En grandes líneas, la historia cuadraba. En cuanto Wigbold se enteró de que podía ganar dinero con Amaury, se guardó mucho de contarle al caballero hospitalario lo que había descubierto. Por lo visto le resultaba más lucrativo entregar a aquél a los Poissy.
—En tu relato falta algo, —dijo Amaury.
Wigbold negó vehementemente con la cabeza.
—Es todo, lo juro.
—En todo lo que me has contado no hay nada que justifique el que te arriesgaras a morir ahogado. Venga, habla, hasta ahora sólo me has contado cosas que ya sabía o que sospechaba. Éstos se mueren de ganas de ejecutar mi orden.
El frisón se encogió de hombros.
—Todo, —repitió.
—¿Por qué te pagaron los caballeros hospitalarios un montón de dinero por una mujer embarazada? ¿Porque uno de ellos era su padre? ¿Y qué más da?
—¿Padre?
Por el tono de la voz de Wigbold, Amaury comprendió que se equivocaba. Pero si no había sido el padre de Colomba, ¿quién, entonces?
—Ya he tenido bastante. Nos vamos, chicos, —dijo—. Lleváoslo.
Extrajo de su cinto la bolsa con la esponja.
—Prometido de Colomba, Sicard, —dijo Wigbold apresuradamente, y acto seguido soltó una sarta de maldiciones.
—¡¿Qué?!
—Sicard, prometido, quiere herencia.
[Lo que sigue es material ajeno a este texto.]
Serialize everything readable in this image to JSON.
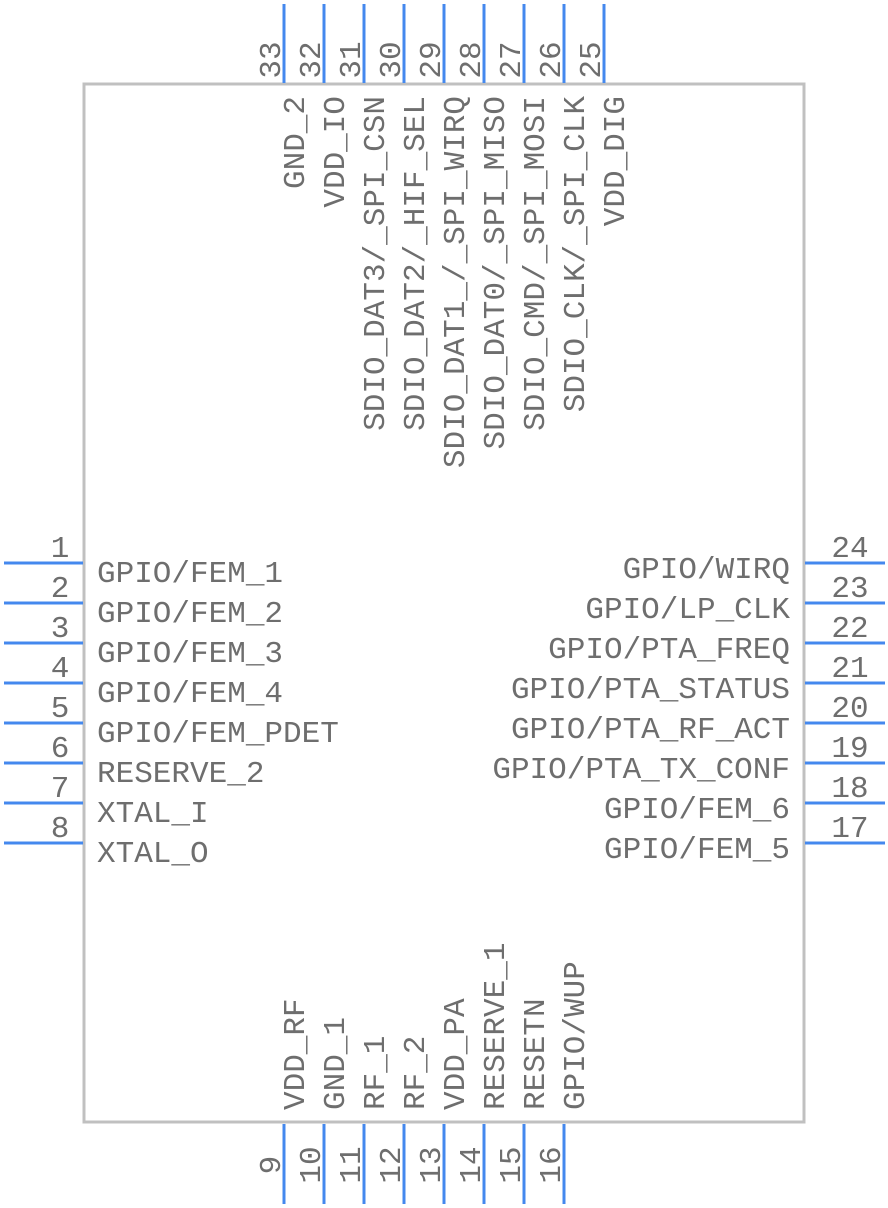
{
  "component": {
    "body_outline_color": "#c0c0c0",
    "pin_color": "#4488ee",
    "text_color": "#6e6e6e"
  },
  "pins": {
    "left": [
      {
        "number": "1",
        "name": "GPIO/FEM_1"
      },
      {
        "number": "2",
        "name": "GPIO/FEM_2"
      },
      {
        "number": "3",
        "name": "GPIO/FEM_3"
      },
      {
        "number": "4",
        "name": "GPIO/FEM_4"
      },
      {
        "number": "5",
        "name": "GPIO/FEM_PDET"
      },
      {
        "number": "6",
        "name": "RESERVE_2"
      },
      {
        "number": "7",
        "name": "XTAL_I"
      },
      {
        "number": "8",
        "name": "XTAL_O"
      }
    ],
    "bottom": [
      {
        "number": "9",
        "name": "VDD_RF"
      },
      {
        "number": "10",
        "name": "GND_1"
      },
      {
        "number": "11",
        "name": "RF_1"
      },
      {
        "number": "12",
        "name": "RF_2"
      },
      {
        "number": "13",
        "name": "VDD_PA"
      },
      {
        "number": "14",
        "name": "RESERVE_1"
      },
      {
        "number": "15",
        "name": "RESETN"
      },
      {
        "number": "16",
        "name": "GPIO/WUP"
      }
    ],
    "right": [
      {
        "number": "24",
        "name": "GPIO/WIRQ"
      },
      {
        "number": "23",
        "name": "GPIO/LP_CLK"
      },
      {
        "number": "22",
        "name": "GPIO/PTA_FREQ"
      },
      {
        "number": "21",
        "name": "GPIO/PTA_STATUS"
      },
      {
        "number": "20",
        "name": "GPIO/PTA_RF_ACT"
      },
      {
        "number": "19",
        "name": "GPIO/PTA_TX_CONF"
      },
      {
        "number": "18",
        "name": "GPIO/FEM_6"
      },
      {
        "number": "17",
        "name": "GPIO/FEM_5"
      }
    ],
    "top": [
      {
        "number": "33",
        "name": "GND_2"
      },
      {
        "number": "32",
        "name": "VDD_IO"
      },
      {
        "number": "31",
        "name": "SDIO_DAT3/_SPI_CSN"
      },
      {
        "number": "30",
        "name": "SDIO_DAT2/_HIF_SEL"
      },
      {
        "number": "29",
        "name": "SDIO_DAT1_/_SPI_WIRQ"
      },
      {
        "number": "28",
        "name": "SDIO_DAT0/_SPI_MISO"
      },
      {
        "number": "27",
        "name": "SDIO_CMD/_SPI_MOSI"
      },
      {
        "number": "26",
        "name": "SDIO_CLK/_SPI_CLK"
      },
      {
        "number": "25",
        "name": "VDD_DIG"
      }
    ]
  }
}
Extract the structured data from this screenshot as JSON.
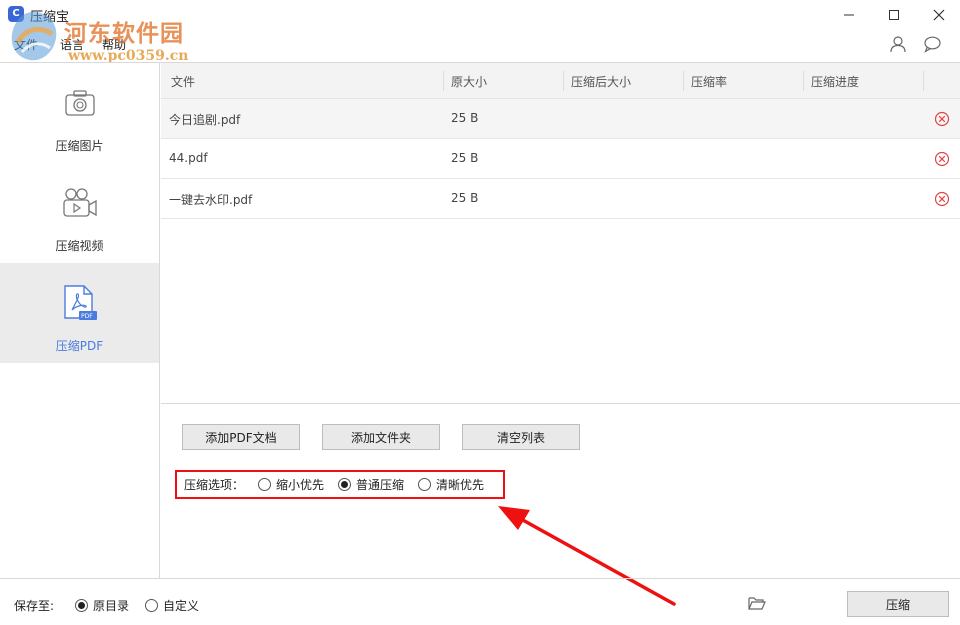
{
  "window": {
    "title": "压缩宝",
    "app_icon_letter": "C"
  },
  "watermark": {
    "title": "河东软件园",
    "url": "www.pc0359.cn"
  },
  "menu": {
    "items": [
      "文件",
      "语言",
      "帮助"
    ]
  },
  "sidebar": {
    "items": [
      {
        "label": "压缩图片",
        "icon": "camera-icon",
        "active": false
      },
      {
        "label": "压缩视频",
        "icon": "video-camera-icon",
        "active": false
      },
      {
        "label": "压缩PDF",
        "icon": "pdf-file-icon",
        "active": true
      }
    ]
  },
  "table": {
    "headers": [
      "文件",
      "原大小",
      "压缩后大小",
      "压缩率",
      "压缩进度"
    ],
    "rows": [
      {
        "file": "今日追剧.pdf",
        "size": "25 B"
      },
      {
        "file": "44.pdf",
        "size": "25 B"
      },
      {
        "file": "一键去水印.pdf",
        "size": "25 B"
      }
    ]
  },
  "buttons": {
    "add_pdf": "添加PDF文档",
    "add_folder": "添加文件夹",
    "clear_list": "清空列表"
  },
  "compression": {
    "label": "压缩选项：",
    "options": [
      {
        "label": "缩小优先",
        "selected": false
      },
      {
        "label": "普通压缩",
        "selected": true
      },
      {
        "label": "清晰优先",
        "selected": false
      }
    ]
  },
  "footer": {
    "save_label": "保存至:",
    "save_options": [
      {
        "label": "原目录",
        "selected": true
      },
      {
        "label": "自定义",
        "selected": false
      }
    ],
    "compress_label": "压缩"
  },
  "colors": {
    "accent": "#4a7ce0",
    "highlight_border": "#e11111",
    "delete_icon": "#e04545"
  }
}
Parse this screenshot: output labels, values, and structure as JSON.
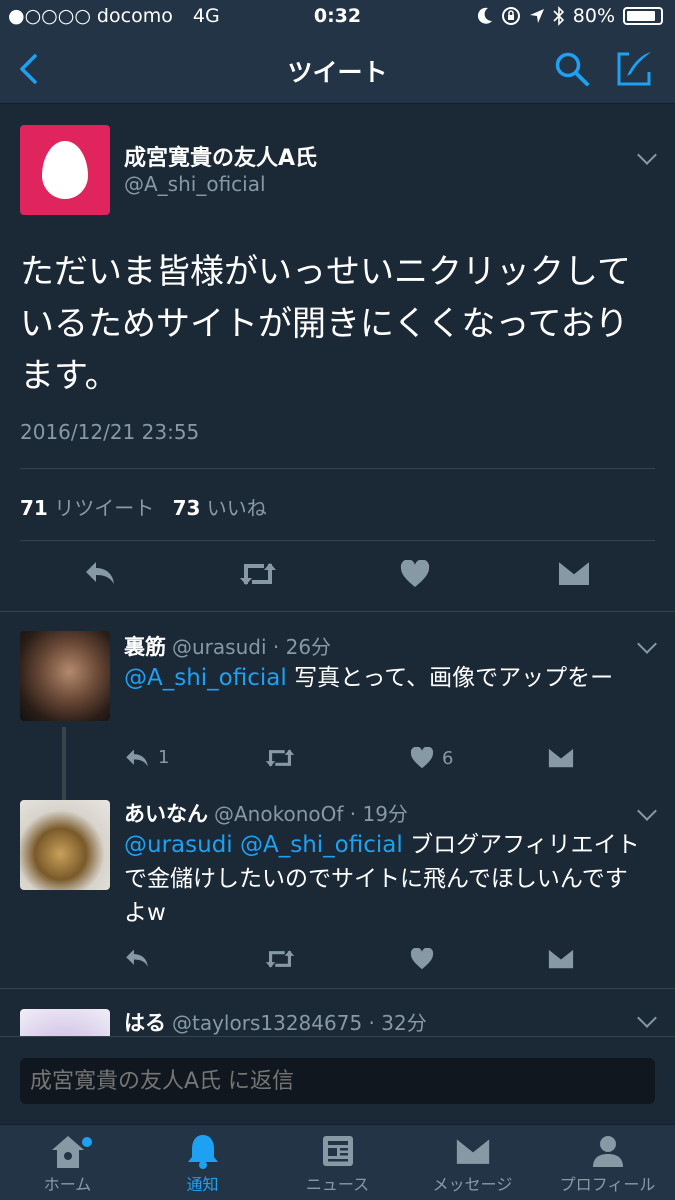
{
  "status_bar": {
    "carrier": "●○○○○ docomo",
    "network": "4G",
    "time": "0:32",
    "battery": "80%"
  },
  "nav": {
    "title": "ツイート",
    "back_icon": "chevron-left-icon",
    "search_icon": "search-icon",
    "compose_icon": "compose-icon"
  },
  "main_tweet": {
    "name": "成宮寛貴の友人A氏",
    "handle": "@A_shi_oficial",
    "text": "ただいま皆様がいっせいニクリックしているためサイトが開きにくくなっております。",
    "timestamp": "2016/12/21 23:55",
    "retweet_count": "71",
    "retweet_label": "リツイート",
    "like_count": "73",
    "like_label": "いいね"
  },
  "replies": [
    {
      "name": "裏筋",
      "handle": "@urasudi",
      "time": "· 26分",
      "mentions": "@A_shi_oficial",
      "text": " 写真とって、画像でアップをー",
      "reply_count": "1",
      "like_count": "6"
    },
    {
      "name": "あいなん",
      "handle": "@AnokonoOf",
      "time": "· 19分",
      "mentions": "@urasudi @A_shi_oficial",
      "text": " ブログアフィリエイトで金儲けしたいのでサイトに飛んでほしいんですよw",
      "reply_count": "",
      "like_count": ""
    },
    {
      "name": "はる",
      "handle": "@taylors13284675",
      "time": "· 32分"
    }
  ],
  "reply_box": {
    "placeholder": "成宮寛貴の友人A氏 に返信"
  },
  "tabs": [
    {
      "label": "ホーム",
      "icon": "home-icon"
    },
    {
      "label": "通知",
      "icon": "bell-icon"
    },
    {
      "label": "ニュース",
      "icon": "news-icon"
    },
    {
      "label": "メッセージ",
      "icon": "envelope-icon"
    },
    {
      "label": "プロフィール",
      "icon": "person-icon"
    }
  ],
  "colors": {
    "background": "#1b2836",
    "bar": "#243447",
    "accent": "#1da1f2",
    "muted": "#8899a6",
    "avatar_egg": "#e0245e"
  }
}
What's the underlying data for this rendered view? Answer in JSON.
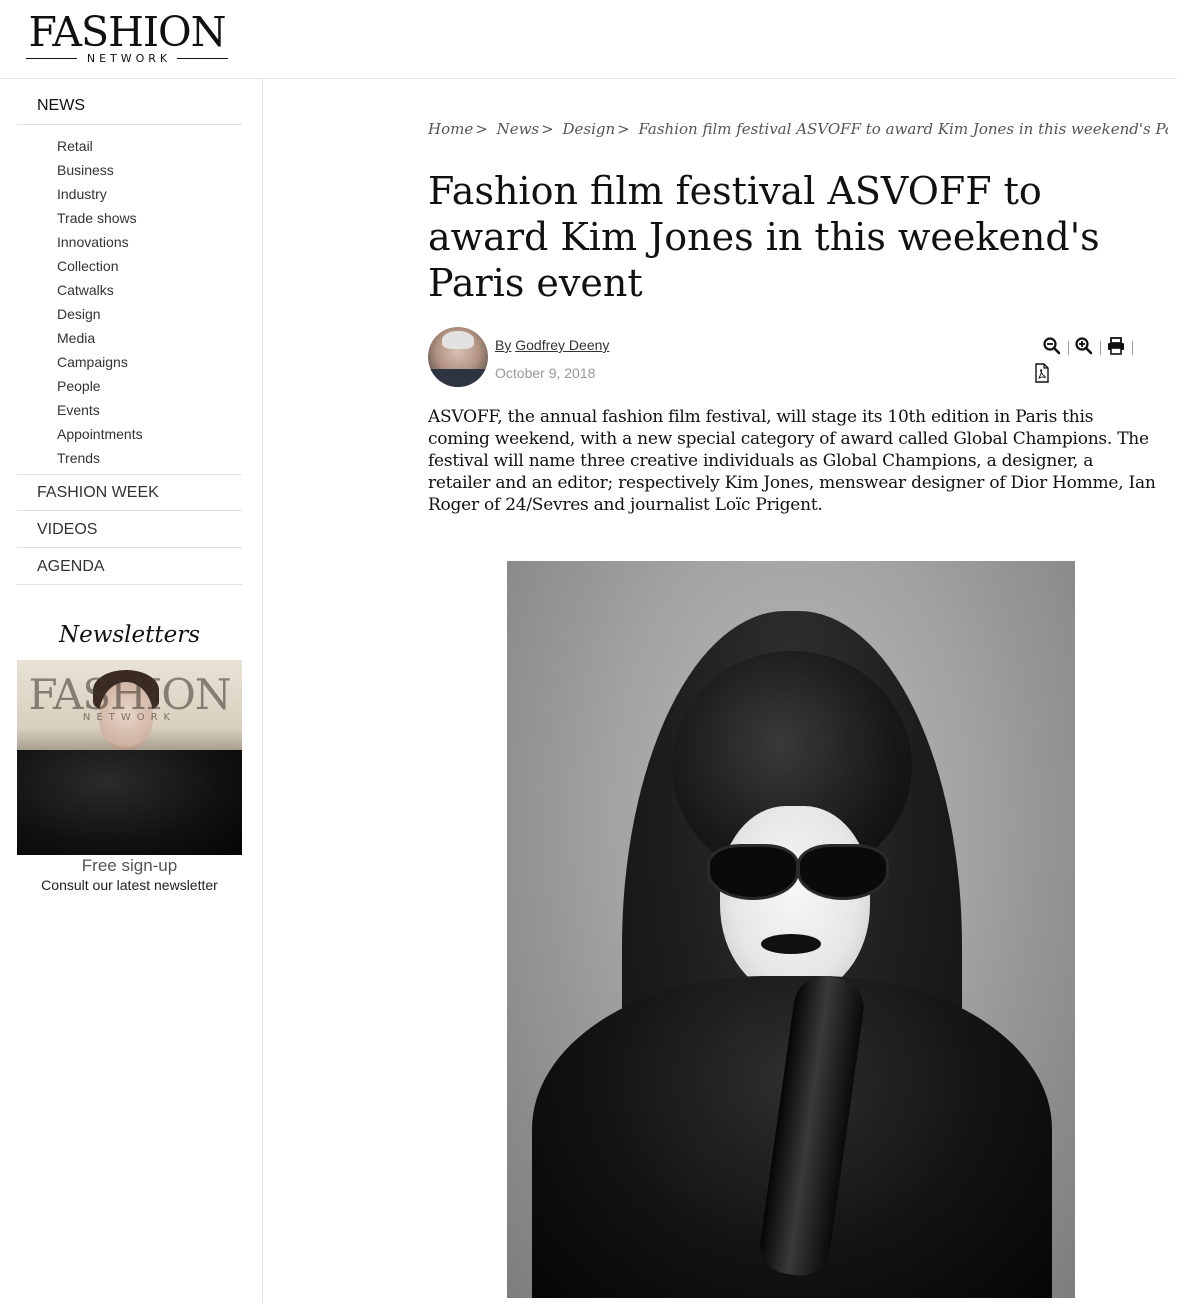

Colomba quiere ser perfecta. Sicard, furioso, se hace sanjuanista por despecho. Es todo, ¡lo juro!
—Así que al no poder conseguir la herencia a través del matrimonio quiso mantenerla para los caballeros hospitalarios, o algo así.
¿Y el niño?
—¿Qué niño?
—El hijo de Colomba, por supuesto, ¡el mío! —Amaury empezaba a impacientarse.
—¡Fuera, fuera! ¡Es todo! Sicard me maldice si hablo. ¡Sanjuanistas por todas partes, Sicard me desollará vivo!
Wigbold parecía realmente asustado por aquel enemigo, por lo visto omnipresente y omnipotente. Amaury lo creyó.
—Merecerías que te dejara con ellos. —Hizo un ademán a los demás, que sacaron al frisón del callejón oscuro—. Voy a pagar para que te liberen, Wigbold, —dijo Amaury en la lengua del sur—. Mi criado espera con el dinero en un lugar acordado, pues no me fío de estos tipos.
El frisón asintió apáticamente.
—No porque te tenga tanta estima, —le aseguró en voz baja a Wigbold—. Estabas en deuda conmigo, pero ahora tu deuda se ha duplicado. —De repente se acordó de algo—. Estás al servicio de Ramón d’Alfaro, ¿no?
—Sargento.
Amaury se llevó el índice a los labios, se santiguó y miró interrogante a Wigbold. Éste negó con un movimiento apenas perceptible de la cabeza. Cabía preguntarse si la adhesión del frisón a la Iglesia de Dios tenía algún significado, pero en cualquier caso había desertado definitivamente para unirse a los mismos “perros rabiosos” que habían pasado a cuchillo a sus compatriotas en Montgey. Más aún: estaba al servicio de un simpatizante de los Buenos Cristianos. Eso cambiaba mucho las cosas. Wigbold tenía algo que perder y él podía aprovecharse de esa circunstancia.
—Si no quieres perder tu puesto, —le susurró—, y si en ese cuerpo tuyo cabe una conciencia, hay algo que puedes hacer por mi: encuentra a mi hijo.